Some of these stories are 99% exposition, perhaps talking you through the conflicts of the Italian mob for example. These straight hits are the dullest of the stories, as we know the set-up from the first few pages. Someone wants someone else dead, usually for quite obvious reasons, and Golgo is going to be brought in to shoot them. We know this. We know how it ends up. It seems like a lot of set-up for little pay-off as we know what it will be. He will shoot it, he will hit. It says that on the back of each book. Often it's a trick-shot, which is cool, but it still doesn't excuse the fact that we've had 2 and half chapters of characters we know are either going to die, or at least never appear again, set this up in a usually convoluted manner.
However, when this formula is turned on its head it is truly brilliant. Stories where Golgo's reputation is used to beautiful effect or stories where people try to trick him are usually clever and surprising. The thing is, without the regular assassination stories, these wouldn't work. At least two of these stories had me grinning like an idiot because they were so unexpected, one of them contained in the last volume was something I would never expect as it was a beautiful bit of fan service to those that read to the end.
It's also worth noting these stories take place across pretty much every continent in the world, can take place from the 70's up to the modern day and often talk about current events at the time (e.g. Golgo once worked with Nelson Mandela). This variation often adds a layer of at least a little interest to those duller stories.
Art - This may just be personal thing, but I feel the art of Golgo has aged terribly. While the backgrounds are often skilfully drawn picturesque landscapes and city views, the character art that sits on top ruins it. By the end of the run I was used to Golgo's face, and honestly I can't tell if I like it or not now, but the side characters are awful. They often have the strangest faces with features that seem badly placed. It feels archaic and lacks the charm of some of Saito's contemporaries like Tezuka.
Side Characters -Besides Golgo, the other characters have little depth. Usually they are just instruments to move the story along or make Golgo look more badass. It's also worth noting that racial stereotypes are used and nearly every woman is basically there to have sex with Golgo at some point or another.
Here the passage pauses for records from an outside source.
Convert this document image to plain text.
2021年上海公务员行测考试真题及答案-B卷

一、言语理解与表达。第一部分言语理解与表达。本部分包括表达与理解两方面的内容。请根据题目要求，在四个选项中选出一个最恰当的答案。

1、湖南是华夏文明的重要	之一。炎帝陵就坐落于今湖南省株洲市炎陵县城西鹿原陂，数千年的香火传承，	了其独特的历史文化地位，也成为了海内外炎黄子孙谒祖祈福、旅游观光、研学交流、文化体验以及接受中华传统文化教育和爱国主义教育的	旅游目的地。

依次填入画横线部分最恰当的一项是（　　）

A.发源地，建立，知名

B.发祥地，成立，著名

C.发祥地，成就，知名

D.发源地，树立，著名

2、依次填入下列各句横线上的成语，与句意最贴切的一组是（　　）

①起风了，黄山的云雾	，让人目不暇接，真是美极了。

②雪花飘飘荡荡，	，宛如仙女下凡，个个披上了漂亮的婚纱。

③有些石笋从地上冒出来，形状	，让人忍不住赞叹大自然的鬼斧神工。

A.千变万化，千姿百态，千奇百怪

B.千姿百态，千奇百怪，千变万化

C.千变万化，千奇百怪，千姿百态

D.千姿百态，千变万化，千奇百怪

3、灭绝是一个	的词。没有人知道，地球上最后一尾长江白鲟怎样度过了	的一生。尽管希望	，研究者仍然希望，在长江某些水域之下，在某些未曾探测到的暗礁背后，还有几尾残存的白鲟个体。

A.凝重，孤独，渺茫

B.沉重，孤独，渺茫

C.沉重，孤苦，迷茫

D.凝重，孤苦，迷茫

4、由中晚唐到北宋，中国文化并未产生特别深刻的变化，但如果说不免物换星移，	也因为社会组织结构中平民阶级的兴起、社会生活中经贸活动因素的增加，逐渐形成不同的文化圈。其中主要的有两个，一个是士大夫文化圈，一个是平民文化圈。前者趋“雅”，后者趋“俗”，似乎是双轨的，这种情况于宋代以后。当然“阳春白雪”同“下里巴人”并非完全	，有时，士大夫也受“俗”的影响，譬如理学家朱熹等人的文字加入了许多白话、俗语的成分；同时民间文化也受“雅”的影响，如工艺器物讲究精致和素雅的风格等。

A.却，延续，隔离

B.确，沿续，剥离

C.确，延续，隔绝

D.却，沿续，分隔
It's odd, but even though this is supposedly one of the great legends of manga, I cannot say I would recommend Golgo 13. A lot of the stories were quite the slog to go through, brought down by obvious set-ups and transparent characters, archaic art and out of date values. Sure, Golgo is a thrilling character, but he's the only character worth reading about. It's a shame because when this manga was at its best it was very good, but it had to subvert its entire premise to do this and it couldn't do this very often. If you're a big fan of assassins, complete badasses or thrillers/action stories that take place across the world, then you'll love Golgo 13, but I think for most people this Manga might not have the same impact it used to do.